The number of children in old-type institutions has decreased significantly* - from 7,587 in 2010 to 900 towards late 2017.
As a result of the implementation of the National Strategy ‘Vision for the Deinstitutionalization of Children in the Republic of Bulgaria’, all institutions for children with mental disabilities and almost half of those for children up to the age of 3 have been closed down. Such progress was made possible as a result of the development of services in support of vulnerable children and families, the creation of an extensive network of foster families and family-type placement centers for children. The number of community-based social services has jumped from 241 in 2010 to 607 by early 2018. Towards the end of 2017, over 2,300 children were living in foster families, with one-third of them being under 3 years of age. Over 6,000 children are placed in kinship care*. Over 2,500 live in residential-type services.
Notwithstanding with this progress, every year many children continue to be separated from their families. Children from marginalized communities and those with disabilities face the highest risk of being separated from their families. Other factors leading to separation of children from their families include stigma and prejudices, early pregnancies, as well as child marriages in some Roma communities.
Other factors leading to separation of children from their families include stigma and prejudices, early pregnancies, as well as child marriages in some Roma communities.

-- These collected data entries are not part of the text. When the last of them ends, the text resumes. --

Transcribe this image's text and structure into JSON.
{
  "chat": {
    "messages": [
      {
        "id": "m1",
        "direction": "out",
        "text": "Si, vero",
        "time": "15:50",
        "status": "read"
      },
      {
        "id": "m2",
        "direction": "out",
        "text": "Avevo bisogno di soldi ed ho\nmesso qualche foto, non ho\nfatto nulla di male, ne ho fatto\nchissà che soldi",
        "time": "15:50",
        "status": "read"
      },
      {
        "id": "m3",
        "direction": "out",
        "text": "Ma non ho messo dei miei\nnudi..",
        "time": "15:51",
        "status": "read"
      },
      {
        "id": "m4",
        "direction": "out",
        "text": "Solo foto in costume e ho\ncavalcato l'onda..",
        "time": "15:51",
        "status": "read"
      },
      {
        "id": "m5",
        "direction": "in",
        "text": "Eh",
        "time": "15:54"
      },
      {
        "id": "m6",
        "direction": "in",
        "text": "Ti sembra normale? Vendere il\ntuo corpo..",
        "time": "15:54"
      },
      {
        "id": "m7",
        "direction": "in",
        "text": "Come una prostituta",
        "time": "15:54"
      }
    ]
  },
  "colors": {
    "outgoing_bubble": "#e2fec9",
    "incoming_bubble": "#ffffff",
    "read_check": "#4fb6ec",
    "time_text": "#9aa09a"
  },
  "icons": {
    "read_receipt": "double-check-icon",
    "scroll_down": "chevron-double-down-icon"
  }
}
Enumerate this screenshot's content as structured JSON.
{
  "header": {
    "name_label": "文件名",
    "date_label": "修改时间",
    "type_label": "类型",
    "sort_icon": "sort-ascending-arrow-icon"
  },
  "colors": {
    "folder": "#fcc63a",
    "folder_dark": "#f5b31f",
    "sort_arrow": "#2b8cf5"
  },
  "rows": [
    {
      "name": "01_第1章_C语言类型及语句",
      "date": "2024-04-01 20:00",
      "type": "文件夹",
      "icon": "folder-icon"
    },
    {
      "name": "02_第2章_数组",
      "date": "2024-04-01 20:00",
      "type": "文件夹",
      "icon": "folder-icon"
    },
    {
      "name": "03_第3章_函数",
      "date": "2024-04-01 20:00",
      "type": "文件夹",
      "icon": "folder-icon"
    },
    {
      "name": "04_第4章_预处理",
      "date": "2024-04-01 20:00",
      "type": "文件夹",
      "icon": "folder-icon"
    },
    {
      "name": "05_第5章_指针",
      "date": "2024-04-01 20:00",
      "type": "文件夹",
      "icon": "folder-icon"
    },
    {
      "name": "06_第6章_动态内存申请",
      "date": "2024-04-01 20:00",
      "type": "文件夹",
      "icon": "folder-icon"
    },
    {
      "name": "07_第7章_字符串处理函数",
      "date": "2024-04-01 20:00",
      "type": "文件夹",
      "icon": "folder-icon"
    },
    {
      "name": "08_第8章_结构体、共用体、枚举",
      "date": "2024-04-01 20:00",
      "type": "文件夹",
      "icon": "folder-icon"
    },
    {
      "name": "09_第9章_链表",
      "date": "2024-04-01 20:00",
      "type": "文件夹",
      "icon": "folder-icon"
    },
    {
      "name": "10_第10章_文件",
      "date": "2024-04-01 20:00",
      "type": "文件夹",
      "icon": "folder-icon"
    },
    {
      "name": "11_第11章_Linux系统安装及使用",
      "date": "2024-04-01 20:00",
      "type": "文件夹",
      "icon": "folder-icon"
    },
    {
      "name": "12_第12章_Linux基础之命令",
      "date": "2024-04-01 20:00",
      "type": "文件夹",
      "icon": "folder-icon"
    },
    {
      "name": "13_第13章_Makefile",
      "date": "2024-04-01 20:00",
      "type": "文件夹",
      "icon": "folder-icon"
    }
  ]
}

Children from vulnerable families and marginalized communities are faced with numerous deprivations and an impossibility to reach their full potential. Quite often, social exclusion begins from the birth of a child, while poverty is passed on from generation to generation. Child marriages continue to rank among the serious violations of children’s rights. In the past 10 years, the numbers of child marriages and early childbirths have been decreasing both in absolute terms and as percentage of all marriages and live births in the country. In 2001 6,181 girls under 18 were in cohabitation, of whom 2,283 under 16 years of age. In ten years, the number of 18-year-old girls in cohabitation has decreased by about 30 percent, to 4,334 in 2011. Among the under 16-year-old girls in cohabitation, the decrease is by 33 percent—to 1,505 in 2011.